Aliás: mesmo sendo o menos consistente dos três, trata-se provavelmente da experiência mais fascinante da trilogia, porque a menos convencional de um ponto de vista estritamente narrativo. Partindo de um divórcio entre uma francesa e um polaco, seguimos a vida que o homem leva a seguir, ainda apaixonado e consumido pela mais louca das paixões. O que poderia ser uma reflexão sobre o amor, a dor e a perda (como é
Azul), torna-se, sob o tema da (des)igualdade, uma espécie de comédia satírica (intercalada por algumas subtilezas dramáticas) sobre as consequências desse louco amor, tendo como base um argumento que assenta nas situações mais absurdas e irrealistas. Aquilo que cairia facilmente no ridículo, caso não tivesse uma realização que lhe conseguisse dar o tom adequado, torna-se, graças ao talento de Kieslowski, num fabuloso filme sobre as consequências do amor quando não consegue ser esquecido (o problema da memória, mais uma vez).
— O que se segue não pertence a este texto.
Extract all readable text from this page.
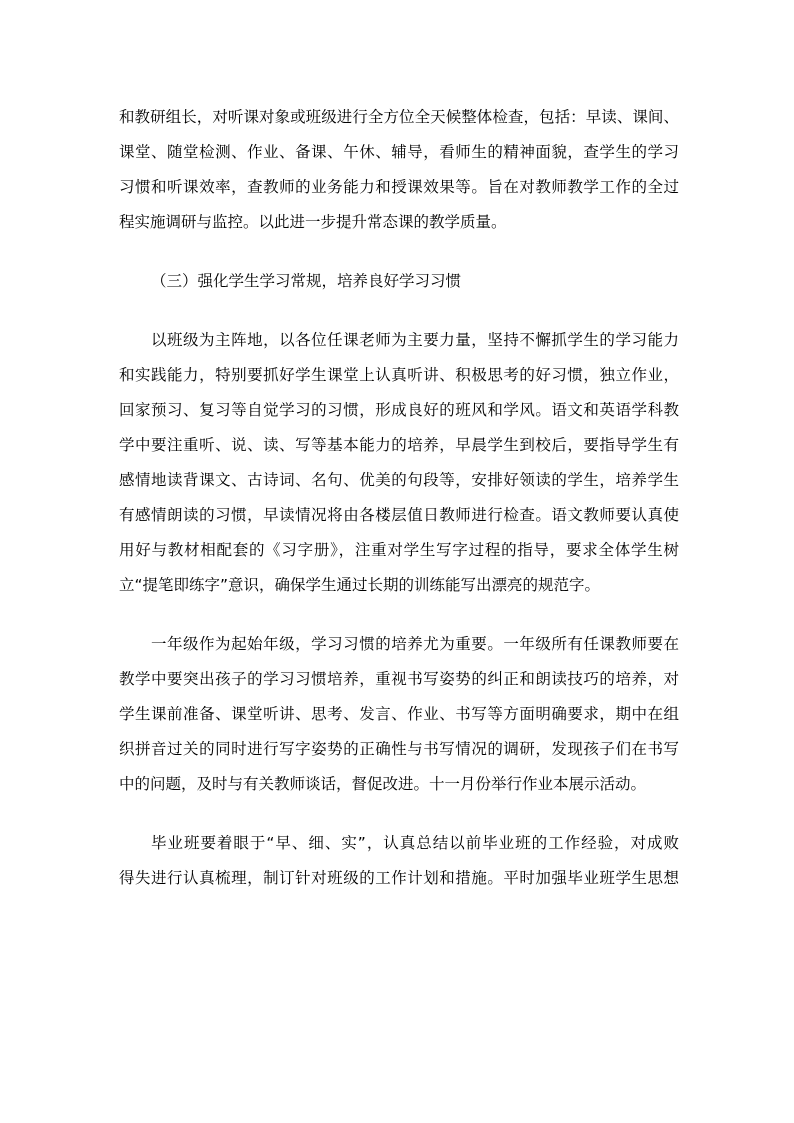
和教研组长，对听课对象或班级进行全方位全天候整体检查，包括：早读、课间、
课堂、随堂检测、作业、备课、午休、辅导，看师生的精神面貌，查学生的学习
习惯和听课效率，查教师的业务能力和授课效果等。旨在对教师教学工作的全过
程实施调研与监控。以此进一步提升常态课的教学质量。
（三）强化学生学习常规，培养良好学习习惯
以班级为主阵地，以各位任课老师为主要力量，坚持不懈抓学生的学习能力
和实践能力，特别要抓好学生课堂上认真听讲、积极思考的好习惯，独立作业，
回家预习、复习等自觉学习的习惯，形成良好的班风和学风。语文和英语学科教
学中要注重听、说、读、写等基本能力的培养，早晨学生到校后，要指导学生有
感情地读背课文、古诗词、名句、优美的句段等，安排好领读的学生，培养学生
有感情朗读的习惯，早读情况将由各楼层值日教师进行检查。语文教师要认真使
用好与教材相配套的《习字册》，注重对学生写字过程的指导，要求全体学生树
立“提笔即练字”意识，确保学生通过长期的训练能写出漂亮的规范字。
一年级作为起始年级，学习习惯的培养尤为重要。一年级所有任课教师要在
教学中要突出孩子的学习习惯培养，重视书写姿势的纠正和朗读技巧的培养，对
学生课前准备、课堂听讲、思考、发言、作业、书写等方面明确要求，期中在组
织拼音过关的同时进行写字姿势的正确性与书写情况的调研，发现孩子们在书写
中的问题，及时与有关教师谈话，督促改进。十一月份举行作业本展示活动。
毕业班要着眼于“早、细、实”，认真总结以前毕业班的工作经验，对成败
得失进行认真梳理，制订针对班级的工作计划和措施。平时加强毕业班学生思想
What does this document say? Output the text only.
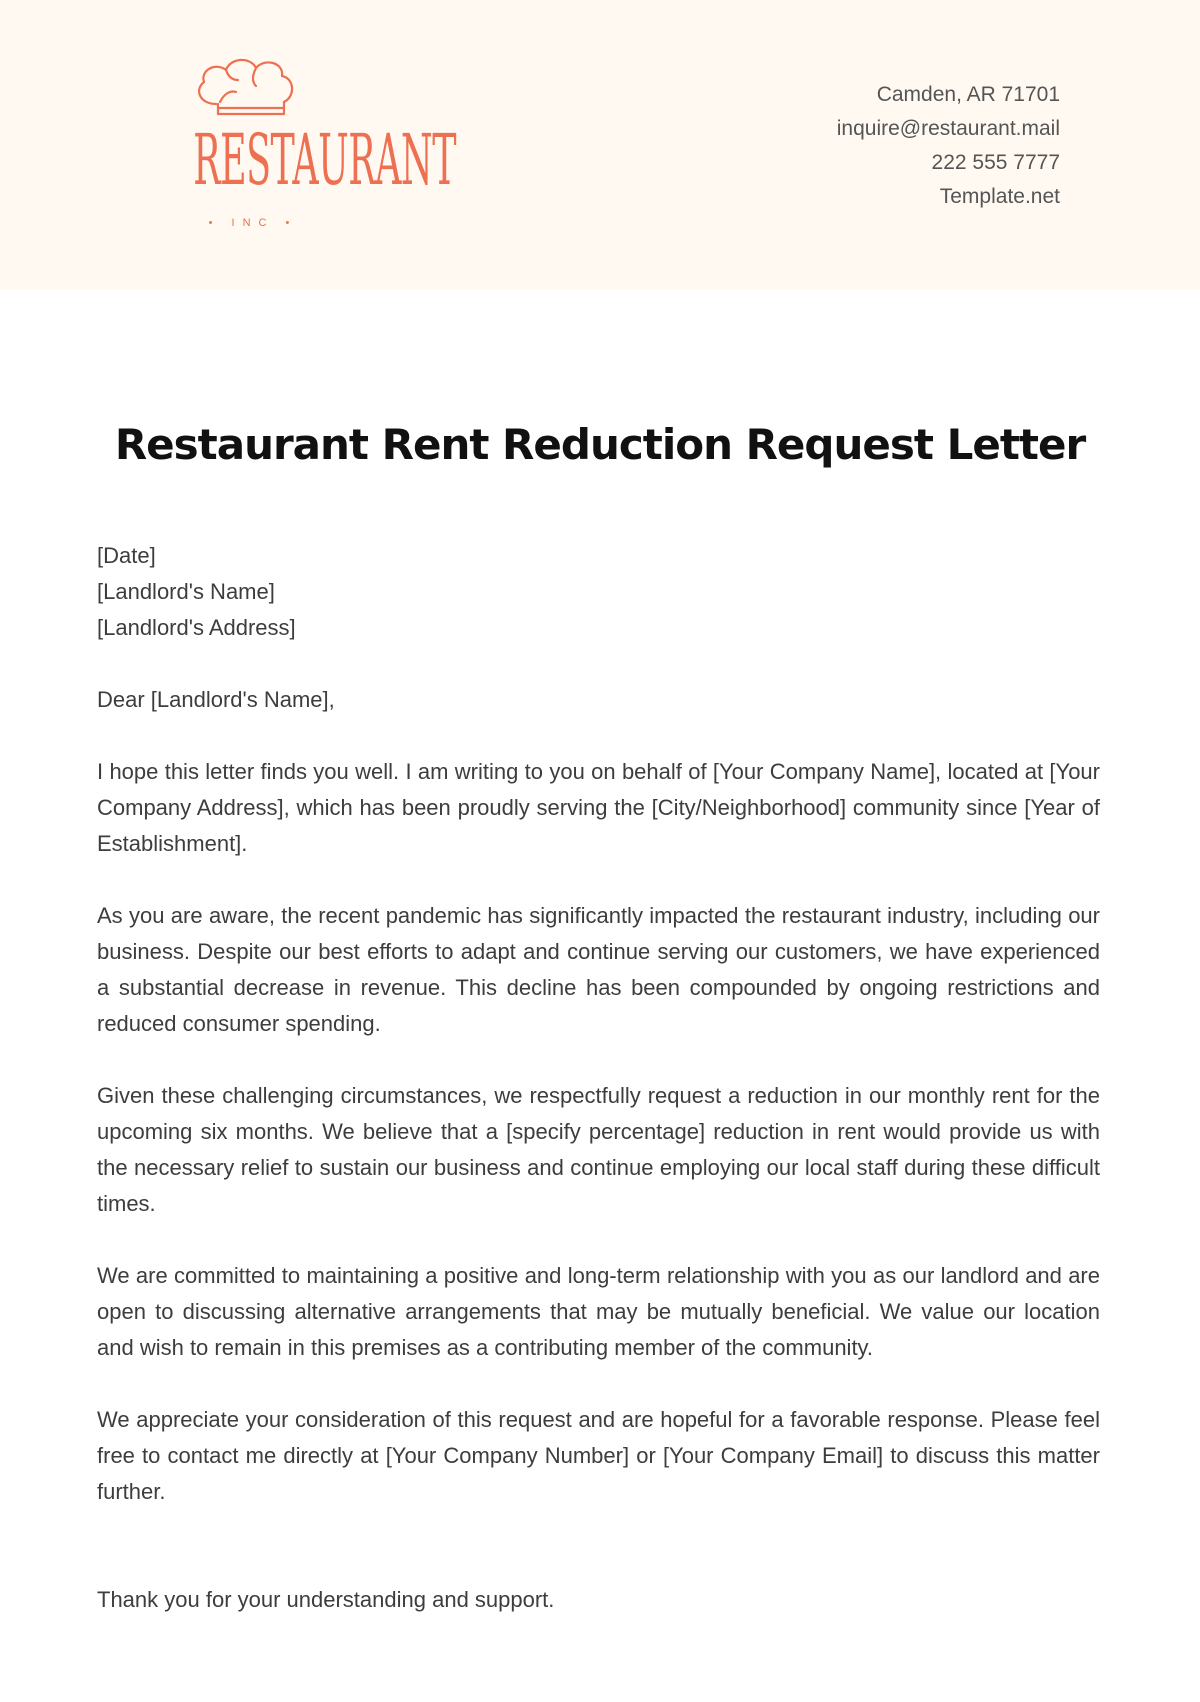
RESTAURANT
• INC •
Camden, AR 71701
inquire@restaurant.mail
222 555 7777
Template.net
Restaurant Rent Reduction Request Letter

[Date]
[Landlord's Name]
[Landlord's Address]

Dear [Landlord's Name],

I hope this letter finds you well. I am writing to you on behalf of [Your Company Name], located at [Your Company Address], which has been proudly serving the [City/Neighborhood] community since [Year of Establishment].

As you are aware, the recent pandemic has significantly impacted the restaurant industry, including our business. Despite our best efforts to adapt and continue serving our customers, we have experienced a substantial decrease in revenue. This decline has been compounded by ongoing restrictions and reduced consumer spending.

Given these challenging circumstances, we respectfully request a reduction in our monthly rent for the upcoming six months. We believe that a [specify percentage] reduction in rent would provide us with the necessary relief to sustain our business and continue employing our local staff during these difficult times.

We are committed to maintaining a positive and long-term relationship with you as our landlord and are open to discussing alternative arrangements that may be mutually beneficial. We value our location and wish to remain in this premises as a contributing member of the community.

We appreciate your consideration of this request and are hopeful for a favorable response. Please feel free to contact me directly at [Your Company Number] or [Your Company Email] to discuss this matter further.

Thank you for your understanding and support.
Sem dúvida mais metafórico que realista - atente-se especialmente à troca de gestos e de olhares (e de lágrimas...) na cena final -, mas por isso mesmo tão fascinante e encantador. Ou, se quisermos simplificar: cinema em estado puro!

30.12.06

A Persistência da Memória

O primeiro filme da famosa Trilogia das Cores, de Kieslowski - Azul - tem como tema a liberdade, que aborda de forma bastante curiosa: uma mulher, após perder o marido (compositor mais famoso da Europa) e a filha num acidente de automóvel, tenta ultrapassar o sofrimento desligando-se de todas as recordações que tinha da família e evitando laços afectivos, procurando um sentimento de total liberdade. Ou, por outras palavras, tenta lidar com a dor da perda abandonando o espaço físico que habitava, na esperança de que a memória (e mesmo acontecimentos presentes, com o recurso constante à música que compunha) não persistisse em trazer-lhe recordações do marido. Desta forma, pensava, poderia atingir a liberdade que desejava. Mas a liberdade não será às vezes a maior das prisões?

Uma obra de arte absoluta, construída numa simbiose perfeita entre imagem e som, em que cada silêncio ou cada fragmento de música que é ouvido pode ter a mais poderosa função dramática.